AMRQ Archivo de Prensa Histórica.

El 19 de septiembre de 1920, domingo de feria, salía a la luz pública un nuevo semanario: La Voz de Requena. La fecha no era casual, al fin y al cabo durante esas jornadas de final del verano, la ciudad estaba repleta de requenenses ausentes que pronto terminarían sus vacaciones estivales.

Como significación ideológica, el periódico se denominó “semanario anticaciquista”, manteniendo este lema durante todos sus años de edición, siendo el más longevo de cuantos se han impreso en Requena hasta ahora, ya que alcanzó, al menos, 592 números (27-XII-1931).

El concepto de caciquismo, tan enraizado en la política española, se había incorporado en 1884 al Diccionario de la Real Academia con dos acepciones:

- Dominación o influencia del cacique de un pueblo o comarca.

- Intromisión abusiva de una persona o una autoridad en determinados asuntos, valiéndose de su poder o influencia.

Venía a ser un cierto clientelismo político en el que las autoridades locales, fueran del signo que fueran, estaban presionadas por elementos que, participando o no de la política activa, dominaban los estamentos de poder por influencia y dinero. En el primer número, La Voz incluyó una editorial titulada ¿Nuestros propósitos? y el artículo El cacique. La editorial expresaba, entre otras, esta idea:

El predominio del caciquismo, equivale al sostenimiento, allí donde reina, de toda inmoralidad y bajeza, a la perpetuación del servilismo más grotesco y denigrante.
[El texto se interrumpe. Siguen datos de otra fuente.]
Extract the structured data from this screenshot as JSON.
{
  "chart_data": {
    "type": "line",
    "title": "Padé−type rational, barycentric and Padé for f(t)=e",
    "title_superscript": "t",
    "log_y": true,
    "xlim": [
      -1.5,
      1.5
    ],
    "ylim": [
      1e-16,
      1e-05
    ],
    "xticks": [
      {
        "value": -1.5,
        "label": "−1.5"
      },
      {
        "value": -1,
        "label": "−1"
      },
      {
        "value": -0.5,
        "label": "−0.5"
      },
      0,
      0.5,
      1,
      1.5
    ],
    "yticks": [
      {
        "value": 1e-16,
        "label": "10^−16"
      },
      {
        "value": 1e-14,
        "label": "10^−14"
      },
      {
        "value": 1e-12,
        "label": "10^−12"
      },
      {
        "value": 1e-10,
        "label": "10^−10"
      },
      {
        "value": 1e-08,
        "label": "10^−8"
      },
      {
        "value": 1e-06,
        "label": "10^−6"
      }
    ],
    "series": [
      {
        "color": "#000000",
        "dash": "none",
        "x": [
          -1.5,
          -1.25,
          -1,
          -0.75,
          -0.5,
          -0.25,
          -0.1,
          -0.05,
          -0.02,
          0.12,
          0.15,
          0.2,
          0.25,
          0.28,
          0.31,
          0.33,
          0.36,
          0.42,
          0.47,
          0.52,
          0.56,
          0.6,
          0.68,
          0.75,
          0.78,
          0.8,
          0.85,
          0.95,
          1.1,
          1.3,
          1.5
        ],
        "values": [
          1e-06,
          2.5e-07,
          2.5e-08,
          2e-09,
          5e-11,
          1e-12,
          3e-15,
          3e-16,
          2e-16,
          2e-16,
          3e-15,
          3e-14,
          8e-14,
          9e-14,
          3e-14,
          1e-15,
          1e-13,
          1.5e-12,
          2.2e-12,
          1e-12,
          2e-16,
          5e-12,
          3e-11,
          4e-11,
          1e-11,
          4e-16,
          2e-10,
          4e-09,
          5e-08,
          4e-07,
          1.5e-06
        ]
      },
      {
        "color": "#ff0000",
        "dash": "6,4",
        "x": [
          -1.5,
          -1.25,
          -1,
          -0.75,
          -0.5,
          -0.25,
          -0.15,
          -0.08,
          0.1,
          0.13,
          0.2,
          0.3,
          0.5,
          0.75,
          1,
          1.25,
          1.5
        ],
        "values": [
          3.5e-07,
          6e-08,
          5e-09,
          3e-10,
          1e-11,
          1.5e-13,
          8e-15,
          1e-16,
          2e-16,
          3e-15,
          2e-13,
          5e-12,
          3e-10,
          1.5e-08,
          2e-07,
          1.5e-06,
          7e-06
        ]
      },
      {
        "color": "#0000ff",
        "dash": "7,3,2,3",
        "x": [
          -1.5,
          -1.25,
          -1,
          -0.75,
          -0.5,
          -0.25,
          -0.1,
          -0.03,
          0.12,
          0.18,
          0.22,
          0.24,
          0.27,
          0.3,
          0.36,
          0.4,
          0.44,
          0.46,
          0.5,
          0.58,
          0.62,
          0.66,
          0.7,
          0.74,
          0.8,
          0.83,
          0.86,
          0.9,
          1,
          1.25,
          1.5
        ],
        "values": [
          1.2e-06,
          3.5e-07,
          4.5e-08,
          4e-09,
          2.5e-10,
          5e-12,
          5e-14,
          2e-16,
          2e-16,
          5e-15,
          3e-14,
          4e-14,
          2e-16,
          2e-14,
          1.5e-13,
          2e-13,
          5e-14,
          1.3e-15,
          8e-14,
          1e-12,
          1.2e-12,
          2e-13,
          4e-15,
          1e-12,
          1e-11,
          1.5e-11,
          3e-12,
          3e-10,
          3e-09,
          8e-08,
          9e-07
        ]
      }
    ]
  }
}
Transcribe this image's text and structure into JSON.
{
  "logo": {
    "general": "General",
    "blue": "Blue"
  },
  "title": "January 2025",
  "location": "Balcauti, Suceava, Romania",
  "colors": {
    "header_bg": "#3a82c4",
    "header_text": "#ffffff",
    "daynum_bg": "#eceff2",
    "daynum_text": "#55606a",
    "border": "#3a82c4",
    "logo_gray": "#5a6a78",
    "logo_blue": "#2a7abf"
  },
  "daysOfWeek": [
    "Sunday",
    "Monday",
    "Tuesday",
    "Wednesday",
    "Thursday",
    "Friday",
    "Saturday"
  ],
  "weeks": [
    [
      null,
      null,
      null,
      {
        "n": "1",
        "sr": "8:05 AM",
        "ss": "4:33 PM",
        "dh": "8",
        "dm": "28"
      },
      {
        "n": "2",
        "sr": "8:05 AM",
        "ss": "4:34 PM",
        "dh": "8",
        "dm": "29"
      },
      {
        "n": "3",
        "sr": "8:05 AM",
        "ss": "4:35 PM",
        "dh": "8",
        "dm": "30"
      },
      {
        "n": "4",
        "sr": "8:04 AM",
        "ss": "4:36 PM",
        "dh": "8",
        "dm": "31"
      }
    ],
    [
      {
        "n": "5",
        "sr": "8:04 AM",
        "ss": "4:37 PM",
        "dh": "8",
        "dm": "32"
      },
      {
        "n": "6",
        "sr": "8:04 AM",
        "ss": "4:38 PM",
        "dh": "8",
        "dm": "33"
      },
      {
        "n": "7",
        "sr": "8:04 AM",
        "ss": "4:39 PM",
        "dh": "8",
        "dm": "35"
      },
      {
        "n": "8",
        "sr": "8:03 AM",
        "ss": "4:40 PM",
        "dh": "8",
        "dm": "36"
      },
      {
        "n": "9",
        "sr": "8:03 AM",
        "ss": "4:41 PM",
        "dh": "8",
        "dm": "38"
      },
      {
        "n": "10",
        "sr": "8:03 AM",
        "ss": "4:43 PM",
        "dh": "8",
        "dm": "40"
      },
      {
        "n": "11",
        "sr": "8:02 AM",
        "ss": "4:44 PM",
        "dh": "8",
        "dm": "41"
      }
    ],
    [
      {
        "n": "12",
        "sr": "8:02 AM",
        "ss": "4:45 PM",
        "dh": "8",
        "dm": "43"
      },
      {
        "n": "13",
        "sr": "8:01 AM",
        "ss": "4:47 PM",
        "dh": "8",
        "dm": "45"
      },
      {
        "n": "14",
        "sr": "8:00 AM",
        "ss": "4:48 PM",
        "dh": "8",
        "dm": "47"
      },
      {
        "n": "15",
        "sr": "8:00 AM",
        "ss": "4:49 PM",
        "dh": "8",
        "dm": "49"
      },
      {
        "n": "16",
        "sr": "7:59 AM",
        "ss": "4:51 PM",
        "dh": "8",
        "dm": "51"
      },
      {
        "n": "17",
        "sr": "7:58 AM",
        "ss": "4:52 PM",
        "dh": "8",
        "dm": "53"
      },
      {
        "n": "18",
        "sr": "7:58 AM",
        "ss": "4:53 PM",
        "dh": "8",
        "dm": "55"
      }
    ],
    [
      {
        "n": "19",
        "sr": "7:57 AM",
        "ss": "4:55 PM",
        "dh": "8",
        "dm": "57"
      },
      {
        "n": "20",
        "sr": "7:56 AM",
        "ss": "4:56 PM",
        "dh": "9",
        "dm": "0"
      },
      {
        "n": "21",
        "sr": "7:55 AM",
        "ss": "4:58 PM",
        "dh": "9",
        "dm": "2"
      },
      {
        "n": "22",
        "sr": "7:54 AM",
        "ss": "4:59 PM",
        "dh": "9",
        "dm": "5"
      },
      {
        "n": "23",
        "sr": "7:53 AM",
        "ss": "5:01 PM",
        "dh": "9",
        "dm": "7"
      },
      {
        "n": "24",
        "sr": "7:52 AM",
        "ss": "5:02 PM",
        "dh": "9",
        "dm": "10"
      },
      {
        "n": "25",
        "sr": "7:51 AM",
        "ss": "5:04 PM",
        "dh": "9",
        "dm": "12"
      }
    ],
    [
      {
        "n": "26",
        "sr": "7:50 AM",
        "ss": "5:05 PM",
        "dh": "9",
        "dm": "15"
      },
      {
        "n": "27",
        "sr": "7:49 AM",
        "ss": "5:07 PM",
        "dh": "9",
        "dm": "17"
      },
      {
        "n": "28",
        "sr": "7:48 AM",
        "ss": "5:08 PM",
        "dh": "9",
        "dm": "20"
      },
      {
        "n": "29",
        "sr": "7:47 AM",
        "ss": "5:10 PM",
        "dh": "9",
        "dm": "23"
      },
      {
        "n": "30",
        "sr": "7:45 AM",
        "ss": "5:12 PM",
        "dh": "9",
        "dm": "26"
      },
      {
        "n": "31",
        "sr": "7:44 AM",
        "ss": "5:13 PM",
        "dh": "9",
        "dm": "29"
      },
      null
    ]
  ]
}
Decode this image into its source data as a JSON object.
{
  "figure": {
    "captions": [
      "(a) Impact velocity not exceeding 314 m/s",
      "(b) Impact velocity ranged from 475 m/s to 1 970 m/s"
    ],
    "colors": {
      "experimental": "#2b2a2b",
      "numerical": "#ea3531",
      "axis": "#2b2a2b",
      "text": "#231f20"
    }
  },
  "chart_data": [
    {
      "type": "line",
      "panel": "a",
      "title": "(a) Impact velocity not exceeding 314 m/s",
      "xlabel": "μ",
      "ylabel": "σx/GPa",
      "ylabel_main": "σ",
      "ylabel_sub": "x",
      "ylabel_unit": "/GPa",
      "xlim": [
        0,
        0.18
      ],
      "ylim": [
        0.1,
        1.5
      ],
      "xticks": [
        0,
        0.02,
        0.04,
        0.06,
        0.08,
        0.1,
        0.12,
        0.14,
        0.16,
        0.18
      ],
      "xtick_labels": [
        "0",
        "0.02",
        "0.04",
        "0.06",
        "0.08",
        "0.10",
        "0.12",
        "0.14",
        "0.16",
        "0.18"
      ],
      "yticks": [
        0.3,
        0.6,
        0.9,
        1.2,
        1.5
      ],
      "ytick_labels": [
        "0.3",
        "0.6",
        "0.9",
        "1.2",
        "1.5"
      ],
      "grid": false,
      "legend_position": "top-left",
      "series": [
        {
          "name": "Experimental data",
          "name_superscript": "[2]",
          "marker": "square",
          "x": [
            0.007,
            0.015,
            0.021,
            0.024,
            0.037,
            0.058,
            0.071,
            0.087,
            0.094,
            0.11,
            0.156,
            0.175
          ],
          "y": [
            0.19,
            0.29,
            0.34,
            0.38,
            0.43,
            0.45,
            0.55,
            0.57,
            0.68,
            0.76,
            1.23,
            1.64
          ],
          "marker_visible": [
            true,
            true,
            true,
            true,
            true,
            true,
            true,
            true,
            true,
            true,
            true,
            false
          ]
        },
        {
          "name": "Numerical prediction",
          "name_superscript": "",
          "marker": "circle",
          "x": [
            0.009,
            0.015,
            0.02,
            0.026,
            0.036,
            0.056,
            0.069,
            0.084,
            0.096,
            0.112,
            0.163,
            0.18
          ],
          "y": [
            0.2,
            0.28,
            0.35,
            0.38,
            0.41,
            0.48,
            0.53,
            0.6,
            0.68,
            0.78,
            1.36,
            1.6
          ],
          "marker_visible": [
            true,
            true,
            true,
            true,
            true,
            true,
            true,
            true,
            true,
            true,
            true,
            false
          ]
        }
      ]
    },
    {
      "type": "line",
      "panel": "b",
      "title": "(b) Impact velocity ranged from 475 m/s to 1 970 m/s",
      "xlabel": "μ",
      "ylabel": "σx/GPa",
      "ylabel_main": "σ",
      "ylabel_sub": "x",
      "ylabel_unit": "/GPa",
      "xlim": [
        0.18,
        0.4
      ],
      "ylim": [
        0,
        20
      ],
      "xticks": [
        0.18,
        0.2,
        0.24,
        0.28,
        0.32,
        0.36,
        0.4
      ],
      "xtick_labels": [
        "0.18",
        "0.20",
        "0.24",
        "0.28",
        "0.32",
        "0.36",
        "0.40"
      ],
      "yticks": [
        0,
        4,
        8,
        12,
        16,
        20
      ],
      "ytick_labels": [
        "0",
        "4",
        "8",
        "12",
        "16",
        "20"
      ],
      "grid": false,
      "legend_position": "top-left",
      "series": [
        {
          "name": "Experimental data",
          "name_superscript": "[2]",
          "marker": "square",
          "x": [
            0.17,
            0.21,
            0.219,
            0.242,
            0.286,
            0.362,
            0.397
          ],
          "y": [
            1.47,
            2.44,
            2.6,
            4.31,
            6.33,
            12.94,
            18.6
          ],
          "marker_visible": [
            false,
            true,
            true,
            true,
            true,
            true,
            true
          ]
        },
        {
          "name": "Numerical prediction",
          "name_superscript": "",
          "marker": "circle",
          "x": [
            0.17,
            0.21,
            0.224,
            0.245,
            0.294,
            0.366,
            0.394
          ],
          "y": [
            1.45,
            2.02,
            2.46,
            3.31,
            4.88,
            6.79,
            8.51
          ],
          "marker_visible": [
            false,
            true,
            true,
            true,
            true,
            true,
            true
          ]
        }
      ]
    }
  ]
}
Próximas a su fecha de salida se avecinaban elecciones a Cortes y municipales en que La Voz tomó partido por una coalición independiente de amantes de Requena, calificada como “liberal independiente” cuyo ideario se resumía así en el nº 2:

El partido netamente republicano es un esqueleto, el liberal está en crisis honda, el conservador necesita renovarse, así es que sólo una gran conjunción de hombres abnegados reformistas que tenga por lema “todo por Requena y para Requena”, podrá salvar a esta noble ciudad de la postración…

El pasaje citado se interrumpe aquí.